Digital Cultures Research Centre director chosen as founding curator of MIT's ­­­_docubase

Issue date: 16 December 2013

Associate Professor Mandy Rose from UWE Bristol has been selected as the only UK founding curator of MIT Open Documentary Lab's _docubase.

The platform was launched two weeks ago and holds over 140 interactive documentaries from around the world. Each curator has written a statement in relation to the collection and created a playlist highlighting their recommended projects.

Mandy, who led ground-breaking participatory media projects for the BBC including the Mass Observation-inspired camcorder project, Video Nation (1994-2000), is director of UWE's Digital Cultures Research Centre (DCRC).

Mandy said, “The invitation to be one of the founding curators is a great honour. The work of MIT's Open Doc Lab has much in common with my own research and that of the DCRC in the way we are considering the changes happening in documentary making now.

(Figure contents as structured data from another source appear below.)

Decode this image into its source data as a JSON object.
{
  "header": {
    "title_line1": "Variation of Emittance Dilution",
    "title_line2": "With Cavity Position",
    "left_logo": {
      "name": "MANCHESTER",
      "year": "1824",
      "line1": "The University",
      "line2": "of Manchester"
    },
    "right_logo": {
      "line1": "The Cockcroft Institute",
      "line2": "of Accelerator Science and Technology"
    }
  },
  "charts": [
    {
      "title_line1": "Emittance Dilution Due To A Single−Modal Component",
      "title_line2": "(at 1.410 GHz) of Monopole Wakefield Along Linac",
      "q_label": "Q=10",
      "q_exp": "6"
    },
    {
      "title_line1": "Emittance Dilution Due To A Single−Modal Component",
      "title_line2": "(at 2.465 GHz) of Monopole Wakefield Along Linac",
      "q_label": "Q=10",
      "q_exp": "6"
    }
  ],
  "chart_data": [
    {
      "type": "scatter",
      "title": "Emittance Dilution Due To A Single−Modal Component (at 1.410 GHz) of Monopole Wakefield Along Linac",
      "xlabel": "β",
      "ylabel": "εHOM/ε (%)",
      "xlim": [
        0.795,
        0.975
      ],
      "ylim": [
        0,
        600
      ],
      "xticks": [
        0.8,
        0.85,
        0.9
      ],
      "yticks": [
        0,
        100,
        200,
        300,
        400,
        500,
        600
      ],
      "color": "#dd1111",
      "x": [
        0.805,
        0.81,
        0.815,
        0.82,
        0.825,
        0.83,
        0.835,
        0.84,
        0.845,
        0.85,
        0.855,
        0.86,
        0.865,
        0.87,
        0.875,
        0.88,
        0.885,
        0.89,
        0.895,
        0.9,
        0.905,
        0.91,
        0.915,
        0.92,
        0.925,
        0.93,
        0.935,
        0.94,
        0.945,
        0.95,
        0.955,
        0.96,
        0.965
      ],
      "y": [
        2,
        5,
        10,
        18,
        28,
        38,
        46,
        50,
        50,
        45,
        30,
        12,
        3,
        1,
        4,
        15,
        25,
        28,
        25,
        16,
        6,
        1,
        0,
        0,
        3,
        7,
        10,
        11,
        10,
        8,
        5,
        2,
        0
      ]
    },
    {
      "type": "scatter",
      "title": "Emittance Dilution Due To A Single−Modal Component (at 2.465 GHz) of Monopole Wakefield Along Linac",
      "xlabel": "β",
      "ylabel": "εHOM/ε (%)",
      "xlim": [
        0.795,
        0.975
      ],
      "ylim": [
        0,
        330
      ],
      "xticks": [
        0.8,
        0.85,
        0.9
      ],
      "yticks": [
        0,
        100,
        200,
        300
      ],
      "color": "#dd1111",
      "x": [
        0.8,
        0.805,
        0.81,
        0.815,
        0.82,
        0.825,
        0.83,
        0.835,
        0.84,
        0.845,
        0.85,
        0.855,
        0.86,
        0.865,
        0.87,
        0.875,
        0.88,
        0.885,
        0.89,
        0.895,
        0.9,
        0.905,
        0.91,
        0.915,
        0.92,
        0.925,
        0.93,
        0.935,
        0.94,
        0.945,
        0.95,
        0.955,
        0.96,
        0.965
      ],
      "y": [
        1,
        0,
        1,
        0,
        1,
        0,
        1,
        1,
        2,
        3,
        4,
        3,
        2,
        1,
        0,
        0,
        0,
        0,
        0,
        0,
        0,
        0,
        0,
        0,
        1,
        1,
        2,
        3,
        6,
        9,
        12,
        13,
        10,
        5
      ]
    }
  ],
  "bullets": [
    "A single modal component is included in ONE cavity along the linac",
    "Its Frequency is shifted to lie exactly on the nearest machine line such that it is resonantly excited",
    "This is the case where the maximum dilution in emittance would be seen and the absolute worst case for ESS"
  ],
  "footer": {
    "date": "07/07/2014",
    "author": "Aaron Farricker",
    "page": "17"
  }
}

“These include being able to interact with a documentary on a computer – the classic definition of interaction – as well as other changes that are making documentaries more open - participation in making content, the role of crowdfunding, and the emergence of open rights frameworks. The i-Docs website which DCRC publishes is a leading resource in this field.”

The MIT _docubase platform will grow and develop as more curators join in and contribute their playlists of projects.

Mandy's research into the intersection between documentary and networked culture is reflected in her CollabDocs blog. As well as the Video Nation project, she devised and produced the pioneering UK digital storytelling project, Capture Wales (2001-2007), and interactive projects including My Science Fiction Life (2007) and the “Are you happy?” project (2013).

Are you happy”is included in the MIT _docubase. The project was inspired by a 1961 documentary in which people on the streets of Paris were asked the simple question, "Are you happy?"

Mandy said, “Fifty years ago, Jean Rouch and Edgar Morin made Chronicle of a Summer, a ground-breaking documentary using the new technology of the day — handheld cameras and sync sound — to look at the 'tribe of people living in Paris'.

“Half a century later, Are you happy? is finding out what happens when we probe the complexities of modern life by asking the same question in the global environment of the web.”

MIT will also be collaborating with the i-Docs 2014 Symposium which Mandy is co-convening at the Watershed at Bristol next year on 20 and 21 March.